2.3.2. Laboratory monitoring
This includes analyzes such as full blood count, ESR/CRP, urea, electrolytes, glucose, and bone mineral measurements. Every two years a radiography of the chest is required to monitor for an aortic aneurysm. Additionally, other imaging screenings such as echocardiography, PET and MRI can be used when necessary.
2.3.3 Follow-up frequency
Monitoring of GCA patients should be performed according to a defined program. The following follow-up schedule can be adapted: during the first year, visits should be made the first, third and sixth week from the day of diagnosis then every three months. If necessary, additional visits may be considered according to the development of the disease. After the first year, the visits can be scheduled for every three months
2.4. Relapse
2.4.1. Features
Following a treatment, a disease a relapse can be suspected when some manifestations occur including e.g. a persistent fever higher than 38C, an occurrence of recurrent headaches, tenderness and or pain of the scalp or temporal artery, an optic neuropathy or visual loss not imputable to other causes, a reoccurrence of the tongue, jaw pain and extremity pain and/or claudication, angiographic abnormalities, a stroke not attributable to cardiac arrhythmias or atherosclerotic diseases, malaise and fatigue . Also, An increase of the ESR/CRP level is often observed with a relapse.
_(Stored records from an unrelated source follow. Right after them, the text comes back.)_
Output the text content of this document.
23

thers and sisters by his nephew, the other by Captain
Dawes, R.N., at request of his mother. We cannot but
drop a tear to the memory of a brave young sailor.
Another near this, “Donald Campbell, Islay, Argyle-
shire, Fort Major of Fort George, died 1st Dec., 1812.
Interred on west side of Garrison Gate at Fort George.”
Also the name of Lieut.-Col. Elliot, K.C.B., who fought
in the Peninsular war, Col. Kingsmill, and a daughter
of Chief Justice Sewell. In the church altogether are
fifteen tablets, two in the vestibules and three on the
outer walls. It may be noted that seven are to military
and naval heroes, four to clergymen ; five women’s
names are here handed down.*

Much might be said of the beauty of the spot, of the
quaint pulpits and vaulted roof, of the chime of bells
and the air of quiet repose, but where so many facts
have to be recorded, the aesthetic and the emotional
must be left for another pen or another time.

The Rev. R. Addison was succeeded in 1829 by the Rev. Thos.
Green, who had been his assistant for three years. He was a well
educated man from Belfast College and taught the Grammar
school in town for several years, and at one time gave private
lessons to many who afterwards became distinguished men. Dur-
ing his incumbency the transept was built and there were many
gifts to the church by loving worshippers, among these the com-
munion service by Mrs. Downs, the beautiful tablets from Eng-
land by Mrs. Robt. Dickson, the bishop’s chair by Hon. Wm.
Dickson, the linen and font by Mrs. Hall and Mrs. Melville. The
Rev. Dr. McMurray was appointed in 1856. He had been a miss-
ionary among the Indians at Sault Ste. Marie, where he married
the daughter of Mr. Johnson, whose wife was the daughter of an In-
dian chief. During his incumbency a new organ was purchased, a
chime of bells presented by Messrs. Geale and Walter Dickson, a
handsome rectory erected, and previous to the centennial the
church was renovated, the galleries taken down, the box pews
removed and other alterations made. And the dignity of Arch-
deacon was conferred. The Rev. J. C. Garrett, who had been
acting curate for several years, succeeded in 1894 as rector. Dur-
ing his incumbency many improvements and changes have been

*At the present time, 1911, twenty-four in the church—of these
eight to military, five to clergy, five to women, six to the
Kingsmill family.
In all cases, patients in whom a relapse is suspected should be referred for a specialist assessment and treatment.
2.4.2. Treatment of relapse
Headaches can be treated with the previous higher glucocorticosteroid dosage. For headaches, jaw claudication and eye problems, a dose of 60 mg of Prednisolone or i.v. Methylprednisolone can be given. In the case of a suspected large-vessel GCA, an imaging technique should be used to confirm the diagnosis. If the reoccurrence of the disease is confirmed, a treatment involving the use of systemic vasculitis protocols should be considered.